Location: Water Reuse and Remediation Research

Title: Interactive effects of pH, EC and nitrogen on yields and nutrient absorption of rice (Oryza sativa L.)

Author
item Huang, Lihua
item Liu, Xuan
item Wang, Zhichun
item Liang, Zhengwei
item Wang, Mingming
item Liu, Miao
item Suarez, Donald

Submitted to: Plant and Soil
Publication Type: Peer Reviewed Journal
Publication Acceptance Date: 8/11/2017
Publication Date: N/A
Citation: N/A

Interpretive Summary: Rice has been utilized as an initial crop during reclamation of saline sodic soils. Rice is very shallow rooted and is grown under flooded conditions, thus it is suitable for use during the reclamation process.
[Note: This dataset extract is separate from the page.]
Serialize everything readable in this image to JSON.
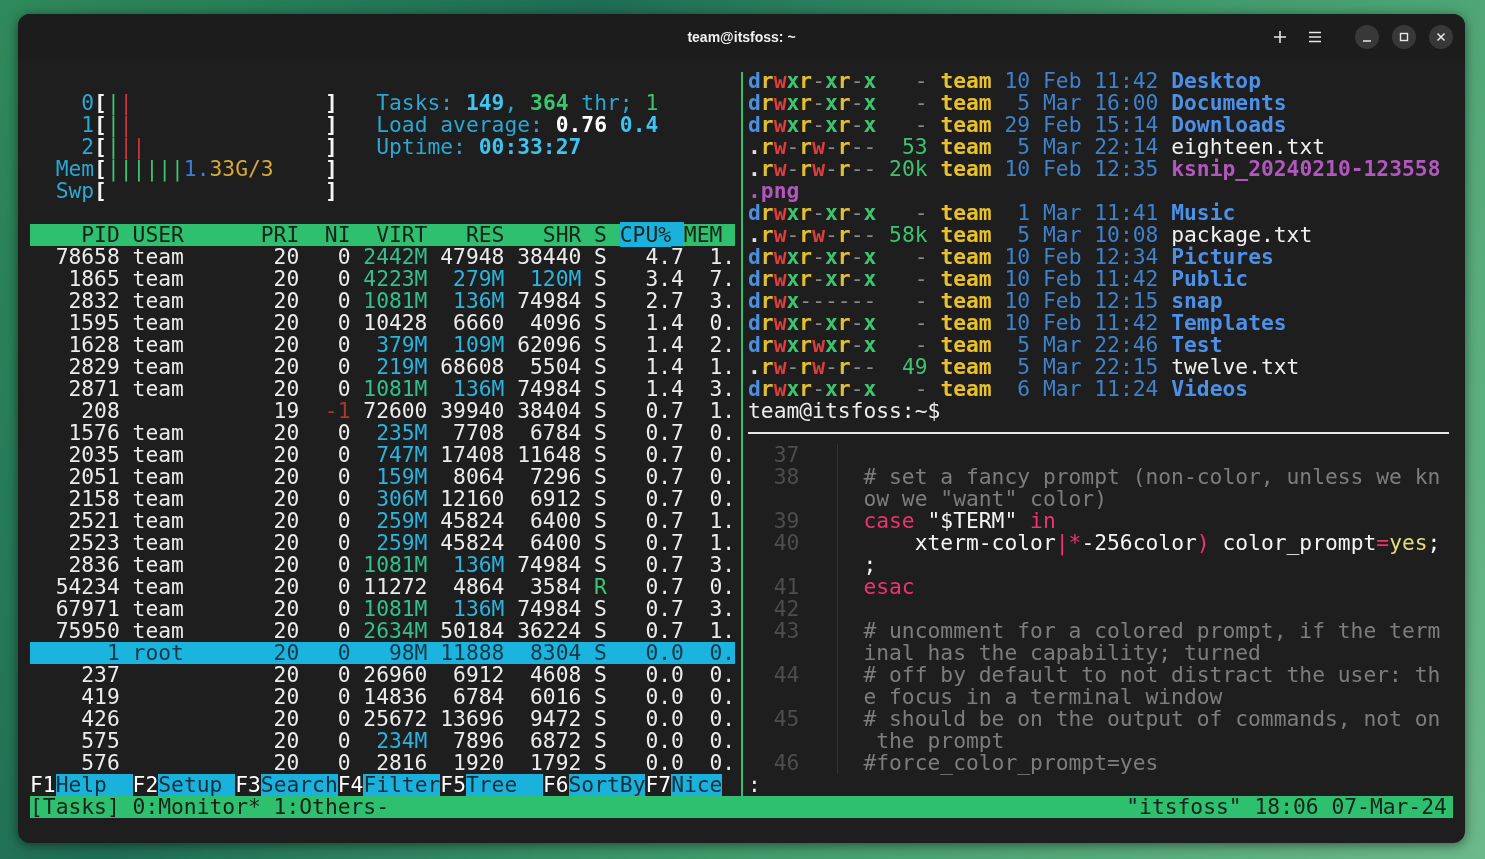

Soil salinity and sodicity can not only directly restrain crop growth by osmotic and specific ion stresses, it also may reduce grain yield indirectly by impacting plant absorption of essential nutrients. Saline sodic soils in arid regions are also often at elevated pH, another adverse factor for plant growth. The objective of this study was to investigate the interaction of soil pH, salinity and nitrogen application on rice yield and nutrient absorption. We conducted a rice experiment in containers in a greenhouse. The soils were first leached with 9 target salt solutions of pH 7, 8 and 9 and electrical conductivity (EC) of 2, 6 and 10 dS m-1). Nitrogen application rates were 100, 200 and 300 kg N ha-1. Rice grain yield and shoot weight significantly decreased with increasing soil pH and increasing soil EC, and significantly increased with increased nitrogen application (P<0.001). However, at high EC and/or high pH, yield was not significantly increased by increased N. Thus, adequate nitrogen application is an important technical measure for improving rice yield and promoting nutrient absorption in rice of high EC soils but not of high pH soils where pH is the major limiting factor for rice production. Reduced N application without yield loss will increase grower profitability and minimize nitrate leaching to groundwater. These findings are of interest to producers and extension specialists growing rice under saline and sodic conditions or at elevated pH as well as researchers studying effects of combined abiotic stress on crop yield.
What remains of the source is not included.